Human Rights Commissioner Gillian Triggs has endured a complex Senate Estimates session.
She was quizzed on offshore processing, allegations of torture on Nauru and the selection process for the new sex discrimination commissioner.
There were heated scenes in senate estimates as senators Sarah Hanson-Young and Ian Macdonald stoush over conditions inside Australia's offshore detention facility on Nauru.
Sitting before them were Human Rights Commissioner Gillian Triggs and Attorney-General George Brandis.
The session was meant to last one hour.
It lasted four.
In an early exchange, Senator Hanson-Young took exception to the questioning of Nationals Senator Barry O'Sullivan over the impact immigration detention was having on children.
HANSON YOUNG: "Excuse me."
O'SULLIVAN: "It's a reasonable question in the circumstances. Do you share the view professor that we're torturing these children?"
LABOR SENATOR JACINTA COLLINS: "You don't need to answer that."
O'SULLIVAN: "Well she will when my time comes."
HANSON-YOUNG: "You can wait to be a pig then."
O'SULLIVAN: "That's outrageous."
An hour later, Senator O'Sullivan asked Professor Triggs whether detention of children on Nauru amounted to torture.
Professor Triggs told him he had been misinformed.
"I'm afraid you're misstating the view of the United Nations rapporteur. There's a difference between torture and cruel punishment and his view - and, I understand, the view of others within the UN system at seniors levels - is that the treatment of the children in respect of Nauru, in particular, constitutes cruel punishment."
Professor Triggs added that the International Covenant on Civil and Political Rights and the Convention on Rights of the Child should protect against any such cruel treatment.
Senator O'Sullivan went on to suggest it would make no difference to the health of asylum seekers if they lived on Nauru or in a suburb of Australia.
Professor Triggs said that was an entirely inappropriate comparison.
Meantime, Senator Brandis' revealed his September recommendation for the role of new sex discrimination commissioner had been rejected by Prime Minister Malcolm Turnbull.
He said Mr Turnbull had preferred an appointment made at arm's length** and a panel had been convened to select the next commissioner.
Chris Moraitis, Secretary of the Attorney-General's Department, conducted the panel, which also included the former sex discrimination commissioner Elizabeth Broderick.

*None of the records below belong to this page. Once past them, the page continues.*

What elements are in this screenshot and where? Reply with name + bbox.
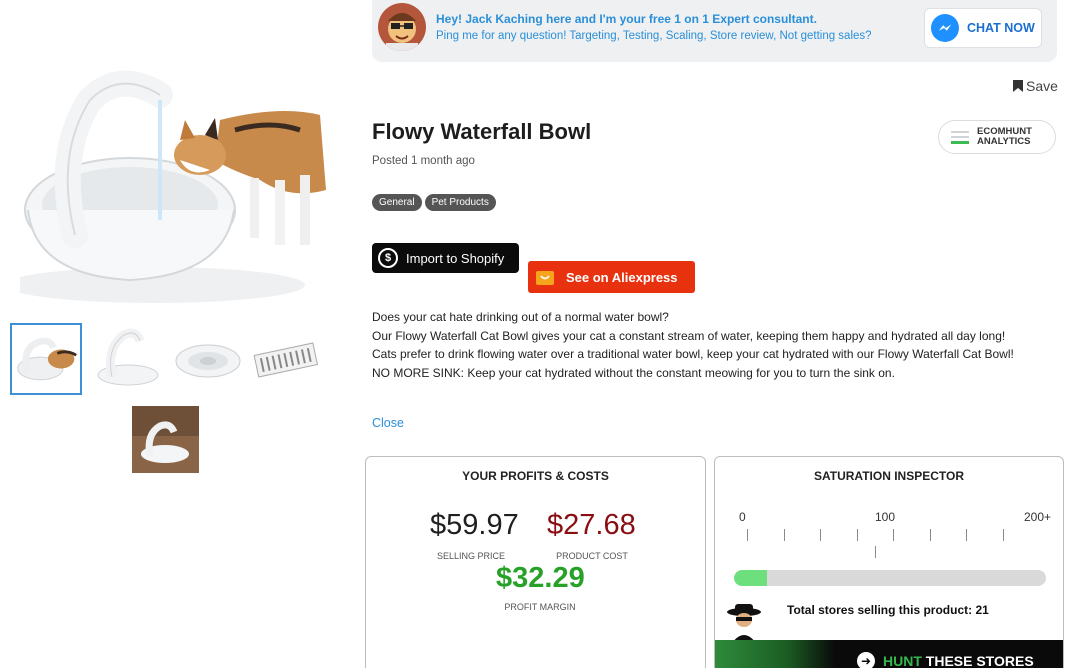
- product-main-image: [5, 60, 326, 312]
- saturation-bar: [734, 570, 1046, 586]
- scale-tick: [893, 529, 894, 541]
- scale-tick: [820, 529, 821, 541]
- chat-now-label: CHAT NOW: [967, 21, 1035, 35]
- hunt-word: HUNT: [883, 653, 922, 668]
- saturation-inspector-panel: SATURATION INSPECTOR 0 100 200+ Total st…: [714, 456, 1064, 668]
- hunt-rest: THESE STORES: [921, 653, 1034, 668]
- product-cost-value: $27.68: [547, 509, 636, 541]
- consultant-banner: Hey! Jack Kaching here and I'm your free…: [372, 0, 1057, 62]
- profits-costs-panel: YOUR PROFITS & COSTS $59.97 SELLING PRIC…: [365, 456, 706, 668]
- scale-tick: [966, 529, 967, 541]
- scale-label-mid: 100: [875, 510, 896, 524]
- thumbnail-5[interactable]: [132, 406, 199, 473]
- analytics-label-2: ANALYTICS: [977, 136, 1031, 147]
- category-tags: General Pet Products: [372, 194, 496, 211]
- import-label: Import to Shopify: [406, 250, 505, 266]
- bookmark-icon: [1013, 80, 1023, 92]
- see-on-aliexpress-button[interactable]: See on Aliexpress: [528, 261, 695, 293]
- analytics-icon: [951, 130, 969, 144]
- hunt-these-stores-button[interactable]: ➜ HUNT THESE STORES: [857, 652, 1034, 668]
- scale-label-min: 0: [739, 510, 746, 524]
- product-title: Flowy Waterfall Bowl: [372, 119, 592, 144]
- thumbnail-2[interactable]: [92, 323, 164, 395]
- thumbnail-1[interactable]: [10, 323, 82, 395]
- shopify-dollar-icon: $: [378, 248, 398, 268]
- hunt-stores-banner: ➜ HUNT THESE STORES: [715, 640, 1063, 668]
- thumbnail-4[interactable]: [250, 323, 322, 395]
- saturation-bar-fill: [734, 570, 767, 586]
- tag-general[interactable]: General: [372, 194, 422, 211]
- consultant-subtext: Ping me for any question! Targeting, Tes…: [436, 30, 872, 42]
- chat-now-button[interactable]: CHAT NOW: [924, 8, 1042, 48]
- consultant-intro: Hey! Jack Kaching here and I'm your free…: [436, 12, 817, 26]
- selling-price-label: SELLING PRICE: [436, 551, 506, 561]
- description-line-2: Our Flowy Waterfall Cat Bowl gives your …: [372, 328, 1006, 343]
- scale-tick: [747, 529, 748, 541]
- description-line-1: Does your cat hate drinking out of a nor…: [372, 310, 669, 324]
- description-line-3: Cats prefer to drink flowing water over …: [372, 347, 1014, 361]
- save-button[interactable]: Save: [1013, 78, 1058, 94]
- posted-date: Posted 1 month ago: [372, 155, 475, 167]
- thumbnail-3[interactable]: [172, 323, 244, 395]
- profits-panel-title: YOUR PROFITS & COSTS: [462, 469, 609, 483]
- scale-tick: [930, 529, 931, 541]
- consultant-avatar: [378, 3, 426, 51]
- total-stores-text: Total stores selling this product: 21: [787, 603, 989, 617]
- messenger-icon: [931, 14, 959, 42]
- scale-tick-current: [875, 546, 876, 558]
- save-label: Save: [1026, 78, 1058, 94]
- scale-label-max: 200+: [1024, 510, 1052, 524]
- profit-margin-label: PROFIT MARGIN: [504, 602, 576, 612]
- selling-price-value: $59.97: [430, 509, 519, 541]
- scale-tick: [784, 529, 785, 541]
- product-description: Does your cat hate drinking out of a nor…: [372, 308, 1062, 382]
- close-description-link[interactable]: Close: [372, 416, 404, 430]
- ecomhunt-analytics-button[interactable]: ECOMHUNT ANALYTICS: [938, 120, 1056, 154]
- scale-tick: [1003, 529, 1004, 541]
- arrow-right-circle-icon: ➜: [857, 652, 875, 668]
- profit-margin-value: $32.29: [496, 562, 585, 594]
- product-cost-label: PRODUCT COST: [556, 551, 628, 561]
- saturation-panel-title: SATURATION INSPECTOR: [813, 469, 964, 483]
- scale-tick: [857, 529, 858, 541]
- aliexpress-label: See on Aliexpress: [566, 269, 678, 285]
- tag-pet-products[interactable]: Pet Products: [424, 194, 496, 211]
- import-to-shopify-button[interactable]: $ Import to Shopify: [372, 243, 519, 273]
- description-line-4: NO MORE SINK: Keep your cat hydrated wit…: [372, 365, 895, 380]
- aliexpress-bag-icon: [534, 266, 556, 288]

However, Professor Triggs said she was excluded from the group after initial consultation with Prime Minister Malcolm Turnbull.
That was despite the president of the Human Rights Commission usually being included and consulted on such appointments.
"He explained to me that he was very keen to have a proper process for selection and asked whether this would cause any difficulties to the Commission if it were to be delayed longer, if there were to be a proper process. I said that I was happy for the process to take longer in order for it to be a transparent, open and usual process. It was left at that and I've not subsequently been consulted."
It was suggested that former Prime Minister Tony Abbott's chief of staff Peta Credlin had been nominated for the role.
But Senator Brandis told estimates Ms Credlin was never a candidate.
He confirmed cabinet has agreed on who will fill the role as sex discrimination commissioner and that an announcement will be made this week.